L’histoire se déroule aux états unis précisément dans l’État de New York en 1841. Solomon Northup, un Afro-Américain père de famille et né libre, est kidnappé et réduit à travailler comme esclave dans des champs de coton en Louisiane. Son calvaire durera 12 ans. « 12 years a slave », ce film de Steve McQueen a remporté trois Oscars en 2014 notamment l’oscar du meilleur film, de la meilleur actrice dans un second rôle pour Lupita Nyongo’o et du meilleur scénario adapté. Le film demeure actuel avec, si l’on s’en tient aux derniers évènements liés à l’esclavage des noirs en Lybie. Il soulève des questionnements sur cette pratique d’une autre époque et inhumaine qui semble perdurer. Savoir que cette histoire vraie du film dure une douzaine d’années et que Solomon Northup s’en sort vivant et à nouveau libre puisqu’il a publié son histoire en 1853, permet de garder dès le départ un soulagement intérieur nécessaire à la vision complète du film.
Quand Steve McQueen, amateur de plans longs, les utilise de manière très efficace, pour des scènes de torture physique (Solomon battu pas son geôlier jusqu’à ce que la planche casse, Solomon pendu à un arbre pour ce qui semble être une éternité) ou psychologique (le monologue, affirmant sa propre toute-puissance, de son maître Edwin Epps, interprété par l’acteur fétiche de McQueen). Steve McQueen n’est pas le premier à filmer des coups de fouet, mais c’est le premier qui ose un contrechamp qui soulève le cœur, révélant le dos lacéré de la victime, Lupita Nyongo’o, la révélation du film, avant de conclure avec un gros plan sur son visage. Une scène si longue et intense qu’on voudrait pouvoir crier « Stop » !
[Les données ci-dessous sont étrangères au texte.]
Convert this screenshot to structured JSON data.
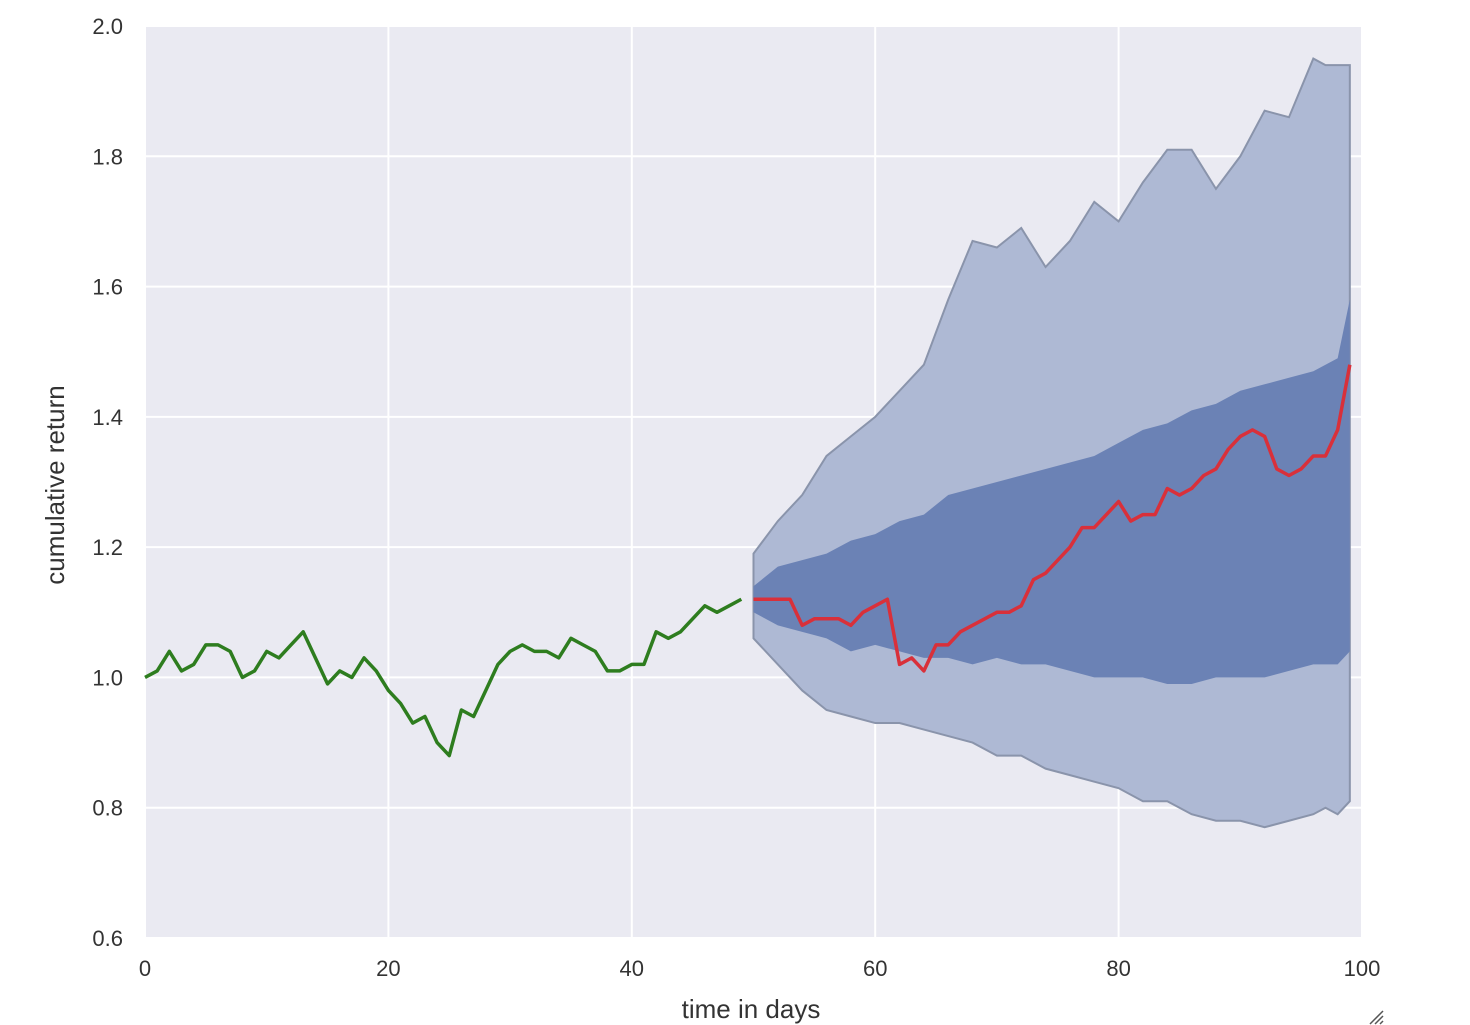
{
  "chart_data": {
    "type": "line",
    "title": "",
    "xlabel": "time in days",
    "ylabel": "cumulative return",
    "xlim": [
      0,
      100
    ],
    "ylim": [
      0.6,
      2.0
    ],
    "xticks": [
      0,
      20,
      40,
      60,
      80,
      100
    ],
    "yticks": [
      0.6,
      0.8,
      1.0,
      1.2,
      1.4,
      1.6,
      1.8,
      2.0
    ],
    "xtick_labels": [
      "0",
      "20",
      "40",
      "60",
      "80",
      "100"
    ],
    "ytick_labels": [
      "0.6",
      "0.8",
      "1.0",
      "1.2",
      "1.4",
      "1.6",
      "1.8",
      "2.0"
    ],
    "grid": true,
    "background_color": "#eaeaf2",
    "grid_color": "#ffffff",
    "historical": {
      "color": "#2e7d1f",
      "x": [
        0,
        1,
        2,
        3,
        4,
        5,
        6,
        7,
        8,
        9,
        10,
        11,
        12,
        13,
        14,
        15,
        16,
        17,
        18,
        19,
        20,
        21,
        22,
        23,
        24,
        25,
        26,
        27,
        28,
        29,
        30,
        31,
        32,
        33,
        34,
        35,
        36,
        37,
        38,
        39,
        40,
        41,
        42,
        43,
        44,
        45,
        46,
        47,
        48,
        49
      ],
      "y": [
        1.0,
        1.01,
        1.04,
        1.01,
        1.02,
        1.05,
        1.05,
        1.04,
        1.0,
        1.01,
        1.04,
        1.03,
        1.05,
        1.07,
        1.03,
        0.99,
        1.01,
        1.0,
        1.03,
        1.01,
        0.98,
        0.96,
        0.93,
        0.94,
        0.9,
        0.88,
        0.95,
        0.94,
        0.98,
        1.02,
        1.04,
        1.05,
        1.04,
        1.04,
        1.03,
        1.06,
        1.05,
        1.04,
        1.01,
        1.01,
        1.02,
        1.02,
        1.07,
        1.06,
        1.07,
        1.09,
        1.11,
        1.1,
        1.11,
        1.12
      ]
    },
    "forecast_median": {
      "color": "#d9303a",
      "x": [
        50,
        51,
        52,
        53,
        54,
        55,
        56,
        57,
        58,
        59,
        60,
        61,
        62,
        63,
        64,
        65,
        66,
        67,
        68,
        69,
        70,
        71,
        72,
        73,
        74,
        75,
        76,
        77,
        78,
        79,
        80,
        81,
        82,
        83,
        84,
        85,
        86,
        87,
        88,
        89,
        90,
        91,
        92,
        93,
        94,
        95,
        96,
        97,
        98,
        99
      ],
      "y": [
        1.12,
        1.12,
        1.12,
        1.12,
        1.08,
        1.09,
        1.09,
        1.09,
        1.08,
        1.1,
        1.11,
        1.12,
        1.02,
        1.03,
        1.01,
        1.05,
        1.05,
        1.07,
        1.08,
        1.09,
        1.1,
        1.1,
        1.11,
        1.15,
        1.16,
        1.18,
        1.2,
        1.23,
        1.23,
        1.25,
        1.27,
        1.24,
        1.25,
        1.25,
        1.29,
        1.28,
        1.29,
        1.31,
        1.32,
        1.35,
        1.37,
        1.38,
        1.37,
        1.32,
        1.31,
        1.32,
        1.34,
        1.34,
        1.38,
        1.48
      ]
    },
    "inner_band": {
      "color": "#6b82b5",
      "x": [
        50,
        52,
        54,
        56,
        58,
        60,
        62,
        64,
        66,
        68,
        70,
        72,
        74,
        76,
        78,
        80,
        82,
        84,
        86,
        88,
        90,
        92,
        94,
        96,
        98,
        99
      ],
      "lower": [
        1.1,
        1.08,
        1.07,
        1.06,
        1.04,
        1.05,
        1.04,
        1.03,
        1.03,
        1.02,
        1.03,
        1.02,
        1.02,
        1.01,
        1.0,
        1.0,
        1.0,
        0.99,
        0.99,
        1.0,
        1.0,
        1.0,
        1.01,
        1.02,
        1.02,
        1.04
      ],
      "upper": [
        1.14,
        1.17,
        1.18,
        1.19,
        1.21,
        1.22,
        1.24,
        1.25,
        1.28,
        1.29,
        1.3,
        1.31,
        1.32,
        1.33,
        1.34,
        1.36,
        1.38,
        1.39,
        1.41,
        1.42,
        1.44,
        1.45,
        1.46,
        1.47,
        1.49,
        1.58
      ]
    },
    "outer_band": {
      "color": "#aeb9d4",
      "x": [
        50,
        52,
        54,
        56,
        58,
        60,
        62,
        64,
        66,
        68,
        70,
        72,
        74,
        76,
        78,
        80,
        82,
        84,
        86,
        88,
        90,
        92,
        94,
        96,
        97,
        98,
        99
      ],
      "lower": [
        1.06,
        1.02,
        0.98,
        0.95,
        0.94,
        0.93,
        0.93,
        0.92,
        0.91,
        0.9,
        0.88,
        0.88,
        0.86,
        0.85,
        0.84,
        0.83,
        0.81,
        0.81,
        0.79,
        0.78,
        0.78,
        0.77,
        0.78,
        0.79,
        0.8,
        0.79,
        0.81
      ],
      "upper": [
        1.19,
        1.24,
        1.28,
        1.34,
        1.37,
        1.4,
        1.44,
        1.48,
        1.58,
        1.67,
        1.66,
        1.69,
        1.63,
        1.67,
        1.73,
        1.7,
        1.76,
        1.81,
        1.81,
        1.75,
        1.8,
        1.87,
        1.86,
        1.95,
        1.94,
        1.94,
        1.94
      ]
    }
  },
  "resize_icon": "resize-handle-icon"
}
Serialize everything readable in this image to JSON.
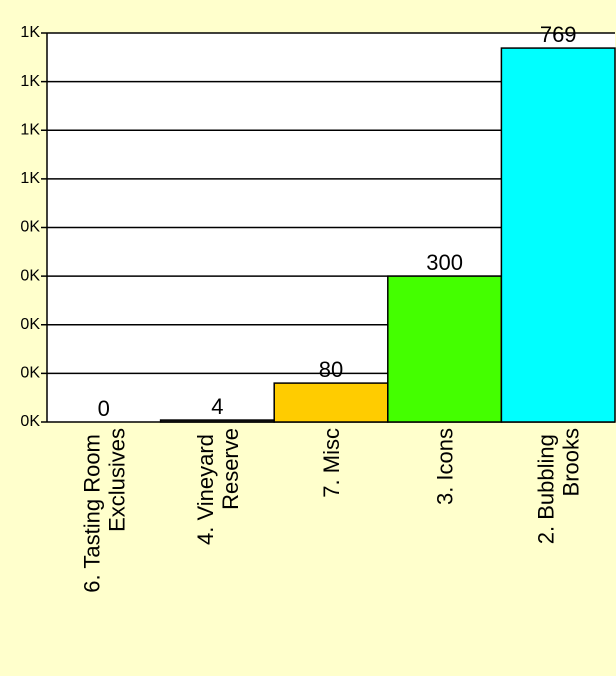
{
  "chart_data": {
    "type": "bar",
    "categories": [
      "6. Tasting Room Exclusives",
      "4. Vineyard Reserve",
      "7. Misc",
      "3. Icons",
      "2. Bubbling Brooks"
    ],
    "values": [
      0,
      4,
      80,
      300,
      769
    ],
    "colors": [
      "#3333cc",
      "#333333",
      "#ffcc00",
      "#44ff00",
      "#00ffff"
    ],
    "ylim": [
      0,
      800
    ],
    "yticks": [
      {
        "value": 0,
        "label": "0K"
      },
      {
        "value": 100,
        "label": "0K"
      },
      {
        "value": 200,
        "label": "0K"
      },
      {
        "value": 300,
        "label": "0K"
      },
      {
        "value": 400,
        "label": "0K"
      },
      {
        "value": 500,
        "label": "1K"
      },
      {
        "value": 600,
        "label": "1K"
      },
      {
        "value": 700,
        "label": "1K"
      },
      {
        "value": 800,
        "label": "1K"
      }
    ],
    "grid": true
  }
}
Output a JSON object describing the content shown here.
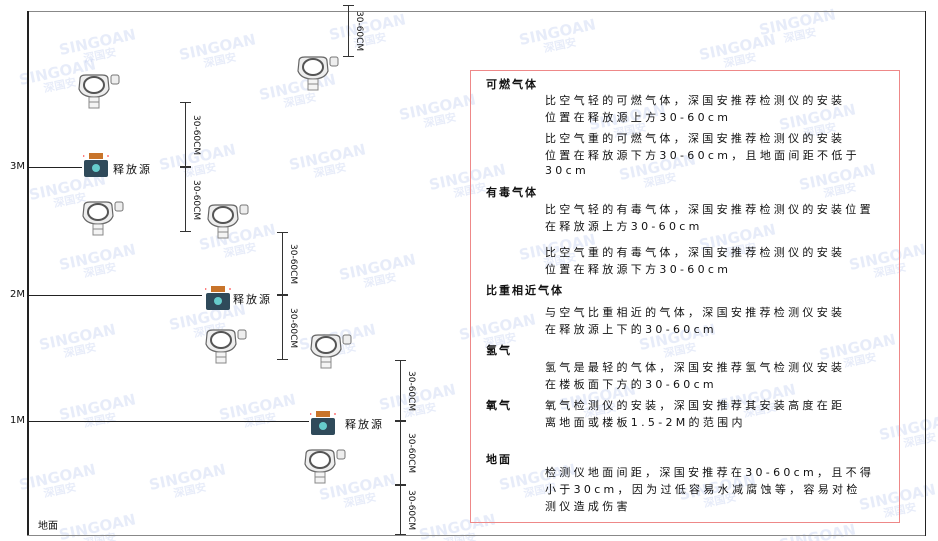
{
  "watermark": {
    "brand": "SINGOAN",
    "name": "深国安"
  },
  "levels": [
    "3M",
    "2M",
    "1M"
  ],
  "floor_label": "地面",
  "source_label": "释放源",
  "dimension_label": "30-60CM",
  "legend": {
    "sections": [
      {
        "title": "可燃气体",
        "lines": [
          "比空气轻的可燃气体，深国安推荐检测仪的安装",
          "位置在释放源上方30-60cm",
          "比空气重的可燃气体，深国安推荐检测仪的安装",
          "位置在释放源下方30-60cm，且地面间距不低于",
          "30cm"
        ]
      },
      {
        "title": "有毒气体",
        "lines": [
          "比空气轻的有毒气体，深国安推荐检测仪的安装位置",
          "在释放源上方30-60cm",
          "比空气重的有毒气体，深国安推荐检测仪的安装",
          "位置在释放源下方30-60cm"
        ]
      },
      {
        "title": "比重相近气体",
        "lines": [
          "与空气比重相近的气体，深国安推荐检测仪安装",
          "在释放源上下的30-60cm"
        ]
      },
      {
        "title": "氢气",
        "lines": [
          "氢气是最轻的气体，深国安推荐氢气检测仪安装",
          "在楼板面下方的30-60cm"
        ]
      },
      {
        "title": "氧气",
        "lines": [
          "氧气检测仪的安装，深国安推荐其安装高度在距",
          "离地面或楼板1.5-2M的范围内"
        ]
      },
      {
        "title": "地面",
        "lines": [
          "检测仪地面间距，深国安推荐在30-60cm，且不得",
          "小于30cm，因为过低容易水减腐蚀等，容易对检",
          "测仪造成伤害"
        ]
      }
    ]
  },
  "colors": {
    "box_border": "#e88888",
    "source_body": "#2f4a5a",
    "source_cap": "#c8742a",
    "watermark": "#7896dc"
  }
}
Évidemment, le premier sentiment qui vient en tête devant le film est l’injustice, mais à un niveau rarement ressenti. Le protagoniste qui est enlevé et torturé est avant tout un homme libre. McQueen nous rappelle qu’être un esclave, c’est plus que travailler dans un champ de coton du matin au soir sous un soleil de plomb. C’est aussi être victime de sévices physiques, et vivre en permanence dans la peur de ceux-ci, mais aussi psychologique puisque toute humanité leur est retirée. Traité ainsi comme un animal, Solomon se voit dépossédé de sa liberté, de son identité et de son histoire et, surtout, de sa famille. Mais en tout temps, il se bat pour une chose : sa dignité. Avoir choisi Chiwetel Ejiofor pour incarner Solomon, plutôt qu’une grosse tête d’Hollywood, est un pari audacieux et réussi : il est tout simplement parfait.